Epiphany is generally understood to be the festival commemorating the coming of the Magi to see the newly born Christ, and it’s also understood as the appearance or manifestation in different ways of some divine being. Divine experience can come through dreams, visions, and realizations and is more than just a sign as it includes some indefinable quality – something almost too elusive to be pinned down by words.

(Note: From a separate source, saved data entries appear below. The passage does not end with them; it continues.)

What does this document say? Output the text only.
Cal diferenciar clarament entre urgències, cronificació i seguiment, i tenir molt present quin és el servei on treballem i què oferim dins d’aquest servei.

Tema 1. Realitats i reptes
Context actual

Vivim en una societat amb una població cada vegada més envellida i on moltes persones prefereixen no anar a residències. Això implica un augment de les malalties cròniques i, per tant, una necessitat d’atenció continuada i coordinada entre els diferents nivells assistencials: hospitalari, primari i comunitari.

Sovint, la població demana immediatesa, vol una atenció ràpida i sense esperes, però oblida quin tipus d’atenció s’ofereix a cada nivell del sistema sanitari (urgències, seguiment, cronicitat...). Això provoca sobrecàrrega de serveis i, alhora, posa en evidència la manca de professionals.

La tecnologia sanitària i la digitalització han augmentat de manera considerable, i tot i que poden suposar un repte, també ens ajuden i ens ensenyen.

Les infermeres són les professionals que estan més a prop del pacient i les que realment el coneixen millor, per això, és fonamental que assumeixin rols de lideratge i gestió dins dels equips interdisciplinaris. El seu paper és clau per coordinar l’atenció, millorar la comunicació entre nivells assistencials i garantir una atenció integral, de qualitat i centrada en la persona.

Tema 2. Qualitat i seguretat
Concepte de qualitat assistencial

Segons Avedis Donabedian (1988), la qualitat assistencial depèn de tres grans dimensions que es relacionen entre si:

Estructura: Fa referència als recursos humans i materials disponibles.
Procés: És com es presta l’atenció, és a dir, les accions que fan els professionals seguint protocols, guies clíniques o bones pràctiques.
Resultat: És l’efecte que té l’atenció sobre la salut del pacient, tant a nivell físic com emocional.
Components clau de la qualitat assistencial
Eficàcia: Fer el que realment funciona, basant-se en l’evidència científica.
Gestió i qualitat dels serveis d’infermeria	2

The poet T.S. Eliot seems to capture something of this quality especially in his work ‘The Four Quartets’. Earlier he wrote that ‘immediate experience is a timeless unity’ and throughout his life Eliot tried to interpret what felt like a release from the time-bound world: ‘human kind cannot bear very much reality.’ Spiritually, Eliot experienced that there were two worlds – appearance and reality, believing that to live enmeshed in the material world of artificial customs and beliefs was to risk experiences of a deeper sublime knowledge. Following the realization of his disastrous first marriage and at a very low point, Eliot became an Anglican pursuing a hidden life of Bible study and prayer. One biographer, Lyndall Gordon, describes this as: ‘a rigorous programme that would carry him across the perhaps impossible gap between time and eternity.’

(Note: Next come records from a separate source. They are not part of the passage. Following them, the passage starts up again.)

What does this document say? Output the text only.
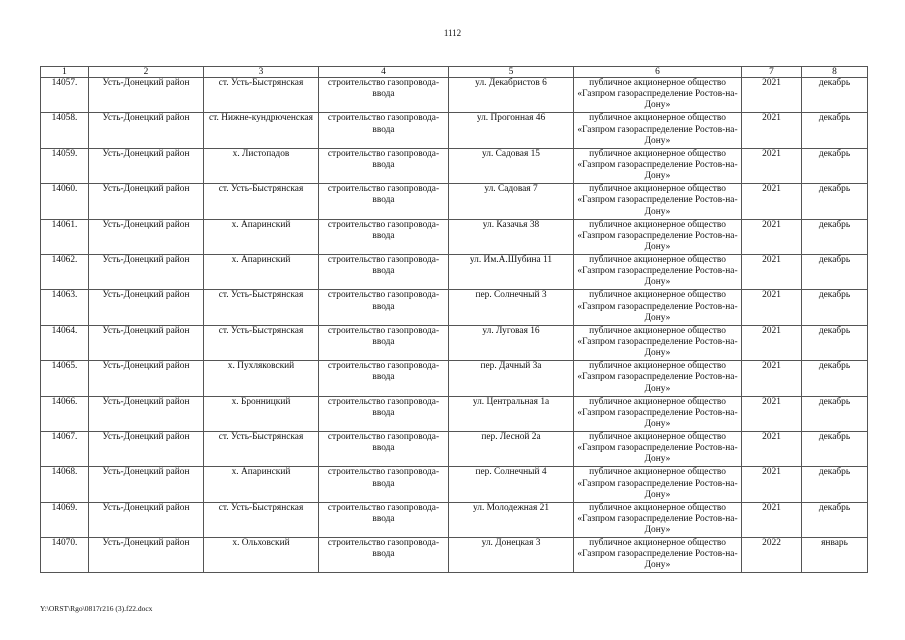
1112
1	2	3	4	5	6	7	8
14057.	Усть-Донецкий район	ст. Усть-Быстрянская	строительство газопровода-ввода	ул. Декабристов 6	публичное акционерное общество «Газпром газораспределение Ростов-на-Дону»	2021	декабрь
14058.	Усть-Донецкий район	ст. Нижне-кундрюченская	строительство газопровода-ввода	ул. Прогонная 46	публичное акционерное общество «Газпром газораспределение Ростов-на-Дону»	2021	декабрь
14059.	Усть-Донецкий район	х. Листопадов	строительство газопровода-ввода	ул. Садовая 15	публичное акционерное общество «Газпром газораспределение Ростов-на-Дону»	2021	декабрь
14060.	Усть-Донецкий район	ст. Усть-Быстрянская	строительство газопровода-ввода	ул. Садовая 7	публичное акционерное общество «Газпром газораспределение Ростов-на-Дону»	2021	декабрь
14061.	Усть-Донецкий район	х. Апаринский	строительство газопровода-ввода	ул. Казачья 38	публичное акционерное общество «Газпром газораспределение Ростов-на-Дону»	2021	декабрь
14062.	Усть-Донецкий район	х. Апаринский	строительство газопровода-ввода	ул. Им.А.Шубина 11	публичное акционерное общество «Газпром газораспределение Ростов-на-Дону»	2021	декабрь
14063.	Усть-Донецкий район	ст. Усть-Быстрянская	строительство газопровода-ввода	пер. Солнечный 3	публичное акционерное общество «Газпром газораспределение Ростов-на-Дону»	2021	декабрь
14064.	Усть-Донецкий район	ст. Усть-Быстрянская	строительство газопровода-ввода	ул. Луговая 16	публичное акционерное общество «Газпром газораспределение Ростов-на-Дону»	2021	декабрь
14065.	Усть-Донецкий район	х. Пухляковский	строительство газопровода-ввода	пер. Дачный 3а	публичное акционерное общество «Газпром газораспределение Ростов-на-Дону»	2021	декабрь
14066.	Усть-Донецкий район	х. Бронницкий	строительство газопровода-ввода	ул. Центральная 1а	публичное акционерное общество «Газпром газораспределение Ростов-на-Дону»	2021	декабрь
14067.	Усть-Донецкий район	ст. Усть-Быстрянская	строительство газопровода-ввода	пер. Лесной 2а	публичное акционерное общество «Газпром газораспределение Ростов-на-Дону»	2021	декабрь
14068.	Усть-Донецкий район	х. Апаринский	строительство газопровода-ввода	пер. Солнечный 4	публичное акционерное общество «Газпром газораспределение Ростов-на-Дону»	2021	декабрь
14069.	Усть-Донецкий район	ст. Усть-Быстрянская	строительство газопровода-ввода	ул. Молодежная 21	публичное акционерное общество «Газпром газораспределение Ростов-на-Дону»	2021	декабрь
14070.	Усть-Донецкий район	х. Ольховский	строительство газопровода-ввода	ул. Донецкая 3	публичное акционерное общество «Газпром газораспределение Ростов-на-Дону»	2022	январь
Y:\ORST\Rgo\0817r216 (3).f22.docx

The first of ‘The Four Quartets’, ‘Burnt Norton’, evokes Eliot’s epiphany of a moment when love transcends love with a glimpse of eternal ‘Love’: ‘the still point of the turning world’. In a deserted Cotswold garden, Eliot and an earlier first love Emily Hale, walk together through an aisle of roses towards a pool filled not with water, but with sunlight, Eliot experiences a moment of transformation from ‘un-being’ into full being, claiming in the poem some breathless, unforgettable bliss. Here are some extracts:
What might have been and what has been
Point to one end, which is always present.

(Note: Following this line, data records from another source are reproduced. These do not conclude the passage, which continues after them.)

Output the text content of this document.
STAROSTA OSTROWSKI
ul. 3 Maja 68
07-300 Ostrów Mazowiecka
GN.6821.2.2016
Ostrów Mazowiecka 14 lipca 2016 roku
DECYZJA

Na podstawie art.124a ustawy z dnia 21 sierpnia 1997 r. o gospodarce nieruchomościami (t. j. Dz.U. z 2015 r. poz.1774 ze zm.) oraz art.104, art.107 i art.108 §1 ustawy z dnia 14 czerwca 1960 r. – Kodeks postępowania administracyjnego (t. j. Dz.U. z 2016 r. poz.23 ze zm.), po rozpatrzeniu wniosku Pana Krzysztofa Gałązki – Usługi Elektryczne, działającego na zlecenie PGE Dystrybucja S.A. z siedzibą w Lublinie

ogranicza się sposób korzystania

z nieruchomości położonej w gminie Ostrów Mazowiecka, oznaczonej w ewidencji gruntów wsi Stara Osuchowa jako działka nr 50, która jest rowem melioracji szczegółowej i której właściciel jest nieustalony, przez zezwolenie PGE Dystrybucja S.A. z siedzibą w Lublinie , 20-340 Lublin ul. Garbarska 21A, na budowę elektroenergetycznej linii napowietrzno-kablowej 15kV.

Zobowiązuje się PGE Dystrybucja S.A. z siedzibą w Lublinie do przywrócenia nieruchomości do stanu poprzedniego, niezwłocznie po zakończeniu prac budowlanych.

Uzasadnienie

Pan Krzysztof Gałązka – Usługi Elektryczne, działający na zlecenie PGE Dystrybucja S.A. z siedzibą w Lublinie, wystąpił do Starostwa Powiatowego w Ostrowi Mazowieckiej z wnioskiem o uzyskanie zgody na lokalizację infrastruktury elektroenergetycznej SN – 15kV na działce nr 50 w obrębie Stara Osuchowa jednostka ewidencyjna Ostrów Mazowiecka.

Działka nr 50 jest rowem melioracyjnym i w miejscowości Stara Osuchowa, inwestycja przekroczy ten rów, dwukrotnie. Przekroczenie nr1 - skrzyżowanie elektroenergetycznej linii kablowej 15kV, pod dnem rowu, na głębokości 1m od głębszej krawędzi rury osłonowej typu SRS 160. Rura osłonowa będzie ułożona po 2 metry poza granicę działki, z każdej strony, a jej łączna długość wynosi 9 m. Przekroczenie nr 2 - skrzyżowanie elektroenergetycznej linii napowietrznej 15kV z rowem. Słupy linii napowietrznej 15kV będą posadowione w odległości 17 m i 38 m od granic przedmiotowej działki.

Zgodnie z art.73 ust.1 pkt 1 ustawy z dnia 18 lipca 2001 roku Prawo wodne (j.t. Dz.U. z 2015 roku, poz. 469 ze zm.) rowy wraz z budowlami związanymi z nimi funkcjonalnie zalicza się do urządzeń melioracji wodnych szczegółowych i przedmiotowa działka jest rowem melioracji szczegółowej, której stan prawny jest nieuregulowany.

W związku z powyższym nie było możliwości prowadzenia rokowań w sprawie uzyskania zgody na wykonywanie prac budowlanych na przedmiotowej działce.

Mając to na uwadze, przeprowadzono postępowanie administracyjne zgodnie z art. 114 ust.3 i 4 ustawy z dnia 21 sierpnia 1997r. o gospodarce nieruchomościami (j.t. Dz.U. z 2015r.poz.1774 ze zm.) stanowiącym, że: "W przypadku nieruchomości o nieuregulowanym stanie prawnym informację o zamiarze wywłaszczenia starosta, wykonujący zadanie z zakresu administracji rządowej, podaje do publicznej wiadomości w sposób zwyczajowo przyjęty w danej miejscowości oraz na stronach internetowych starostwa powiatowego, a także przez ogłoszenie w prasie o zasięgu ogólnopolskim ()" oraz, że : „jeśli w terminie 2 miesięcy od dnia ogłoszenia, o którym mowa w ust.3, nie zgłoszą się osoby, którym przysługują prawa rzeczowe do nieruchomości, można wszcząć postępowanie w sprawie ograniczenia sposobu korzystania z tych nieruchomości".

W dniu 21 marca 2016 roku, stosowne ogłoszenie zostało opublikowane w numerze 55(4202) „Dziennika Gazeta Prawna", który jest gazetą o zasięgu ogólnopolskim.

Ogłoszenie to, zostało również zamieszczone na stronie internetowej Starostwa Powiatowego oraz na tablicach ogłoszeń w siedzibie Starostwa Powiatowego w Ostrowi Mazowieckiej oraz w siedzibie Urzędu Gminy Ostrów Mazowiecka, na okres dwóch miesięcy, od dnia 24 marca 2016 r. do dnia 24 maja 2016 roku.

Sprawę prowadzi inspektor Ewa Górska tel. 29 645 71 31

Footfalls echo in the memory
Down the passage we did not take
Towards the door we never opened
Into the rose garden
Or say that the end precedes the beginning,
And the end and the beginning were always there
Before the beginning and after the end.
And all is always now. …
Between un-being and being.
Sudden in a shaft of sunlight
Even while the dust moves
There rises the hidden laughter
Of children in the foliage
Quick now, here, now, always –
Ridiculous the waste sad time
Stretching before and after.
As the martyr Thomas a Beckett states with conviction in Eliot’s play ‘Murder in the Cathedral’ (written shortly after ‘Burnt Norton’): ‘I have had a tremor of bliss, a wink of heaven, a whisper …’ Here then was ‘the moment that pierces one with a sense of God’s purpose.’